There are tears in Amadou's eyes. "I kept wishing I would get caught."

"It wasn't your fault," Liz says. "I didn't look both ways."

"You must tell me honestly. Has your life been very bad here?"

Liz thinks about Amadou's question before she answers. "No. My life has been good actually."

"But you must have missed many things?"

"As I've come to see it, my life would have been either here or elsewhere anyway," Liz replies.

"Is that a joke?" Amadou asks.

"If it amuses you, it is." Liz laughs a little. "So, Amadou, may I ask you why you didn't stop that day? I've always wanted to know."

"This is no excuse, but my little boy had been very sick. The medical bills were astounding. If I had lost the cab or your parents had asked for money, I did not know what would have happened to me or my family. I was desperate. Of course, this is no excuse." Amadou shakes his head.

"Can you ever forgive me?"

"I forgave you long ago," Liz says.

"But you were so young," Amadou says. "I stole many good years from you."

"A life isn't measured in hours and minutes. It's the quality, not the length. All things considered, I've been luckier than most. Almost sixteen good years on Earth, and I've already had eight good ones here. I expect to have almost eight more before all's said and done. Nearly thirty-two years total, and that's not too shabby."

"You're seven years old now? You seem very mature."

"Well, I'm seven-eight now, and it's different than being plain seven. I would have been twentyfour, you know," Liz says. "I do feel myself getting younger some days."

"What does it feel like?" Amadou asks.

Liz thinks for a moment before she answers. "Like falling asleep one minute, like waking up the next. Sometimes I forget. Sometimes I'm worried I will forget." Liz laughs. "I remember the first day I felt truly young. It was when my little brother, Alvy, turned twelve. I had turned eleven that same year."

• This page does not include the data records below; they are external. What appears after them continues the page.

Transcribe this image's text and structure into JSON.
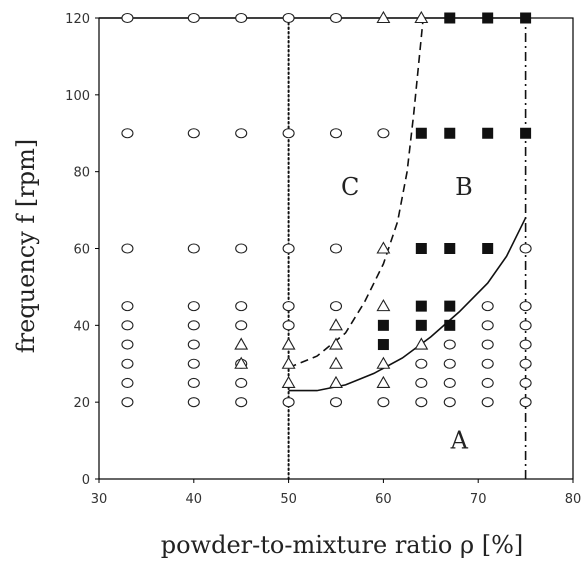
{
  "chart_data": {
    "type": "scatter",
    "xlabel": "powder-to-mixture ratio ρ [%]",
    "ylabel": "frequency f [rpm]",
    "xlim": [
      30,
      80
    ],
    "ylim": [
      0,
      120
    ],
    "xticks": [
      30,
      40,
      50,
      60,
      70,
      80
    ],
    "yticks": [
      0,
      20,
      40,
      60,
      80,
      100,
      120
    ],
    "xtick_labels": [
      "30",
      "40",
      "50",
      "60",
      "70",
      "80"
    ],
    "ytick_labels": [
      "0",
      "20",
      "40",
      "60",
      "80",
      "100",
      "120"
    ],
    "grid": false,
    "series": [
      {
        "marker": "circle",
        "points": [
          [
            33,
            20
          ],
          [
            33,
            25
          ],
          [
            33,
            30
          ],
          [
            33,
            35
          ],
          [
            33,
            40
          ],
          [
            33,
            45
          ],
          [
            33,
            60
          ],
          [
            33,
            90
          ],
          [
            33,
            120
          ],
          [
            40,
            20
          ],
          [
            40,
            25
          ],
          [
            40,
            30
          ],
          [
            40,
            35
          ],
          [
            40,
            40
          ],
          [
            40,
            45
          ],
          [
            40,
            60
          ],
          [
            40,
            90
          ],
          [
            40,
            120
          ],
          [
            45,
            20
          ],
          [
            45,
            25
          ],
          [
            45,
            30
          ],
          [
            45,
            40
          ],
          [
            45,
            45
          ],
          [
            45,
            60
          ],
          [
            45,
            90
          ],
          [
            45,
            120
          ],
          [
            50,
            20
          ],
          [
            50,
            40
          ],
          [
            50,
            45
          ],
          [
            50,
            60
          ],
          [
            50,
            90
          ],
          [
            50,
            120
          ],
          [
            55,
            20
          ],
          [
            55,
            45
          ],
          [
            55,
            60
          ],
          [
            55,
            90
          ],
          [
            55,
            120
          ],
          [
            60,
            20
          ],
          [
            60,
            90
          ],
          [
            64,
            20
          ],
          [
            64,
            25
          ],
          [
            64,
            30
          ],
          [
            67,
            20
          ],
          [
            67,
            25
          ],
          [
            67,
            30
          ],
          [
            67,
            35
          ],
          [
            71,
            20
          ],
          [
            71,
            25
          ],
          [
            71,
            30
          ],
          [
            71,
            35
          ],
          [
            71,
            40
          ],
          [
            71,
            45
          ],
          [
            75,
            20
          ],
          [
            75,
            25
          ],
          [
            75,
            30
          ],
          [
            75,
            35
          ],
          [
            75,
            40
          ],
          [
            75,
            45
          ],
          [
            75,
            60
          ]
        ]
      },
      {
        "marker": "triangle",
        "points": [
          [
            45,
            30
          ],
          [
            45,
            35
          ],
          [
            50,
            25
          ],
          [
            50,
            30
          ],
          [
            50,
            35
          ],
          [
            55,
            25
          ],
          [
            55,
            30
          ],
          [
            55,
            35
          ],
          [
            55,
            40
          ],
          [
            60,
            25
          ],
          [
            60,
            30
          ],
          [
            60,
            45
          ],
          [
            60,
            60
          ],
          [
            60,
            120
          ],
          [
            64,
            35
          ],
          [
            64,
            120
          ]
        ]
      },
      {
        "marker": "filled-square",
        "points": [
          [
            60,
            35
          ],
          [
            60,
            40
          ],
          [
            64,
            40
          ],
          [
            64,
            45
          ],
          [
            64,
            60
          ],
          [
            64,
            90
          ],
          [
            67,
            40
          ],
          [
            67,
            45
          ],
          [
            67,
            60
          ],
          [
            67,
            90
          ],
          [
            67,
            120
          ],
          [
            71,
            60
          ],
          [
            71,
            90
          ],
          [
            71,
            120
          ],
          [
            75,
            90
          ],
          [
            75,
            120
          ]
        ]
      }
    ],
    "lines": [
      {
        "style": "solid",
        "points": [
          [
            30,
            120
          ],
          [
            75,
            120
          ]
        ]
      },
      {
        "style": "solid",
        "points": [
          [
            50,
            23
          ],
          [
            53,
            23
          ],
          [
            56,
            24.5
          ],
          [
            59,
            27.5
          ],
          [
            62,
            31.5
          ],
          [
            65,
            37
          ],
          [
            68,
            43.5
          ],
          [
            71,
            51
          ],
          [
            73,
            58
          ],
          [
            75,
            68
          ]
        ]
      },
      {
        "style": "dashed",
        "points": [
          [
            50,
            29
          ],
          [
            53,
            32
          ],
          [
            56,
            38
          ],
          [
            58,
            46
          ],
          [
            60,
            56
          ],
          [
            61.5,
            67
          ],
          [
            62.5,
            80
          ],
          [
            63.2,
            95
          ],
          [
            63.8,
            110
          ],
          [
            64.2,
            120
          ]
        ]
      },
      {
        "style": "dotted",
        "points": [
          [
            50,
            0
          ],
          [
            50,
            120
          ]
        ]
      },
      {
        "style": "dashdot",
        "points": [
          [
            75,
            0
          ],
          [
            75,
            120
          ]
        ]
      }
    ],
    "annotations": [
      {
        "text": "A",
        "x": 68,
        "y": 10
      },
      {
        "text": "B",
        "x": 68.5,
        "y": 76
      },
      {
        "text": "C",
        "x": 56.5,
        "y": 76
      }
    ]
  }
}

"It must be strange," Amadou says. "This getting younger."

Liz shrugs. "You get older, you get younger, and I'm not sure the difference is as great as I once thought. Would you like a balloon for your son?"

"Thank you," Amadou replies, selecting a red one from a large bouquet of balloons that sits by Liz's desk. "How did you know my son was here?" he asks.

"I've been watching you off and on for years," Liz admits. "I know he is a good boy and I know you are a good man."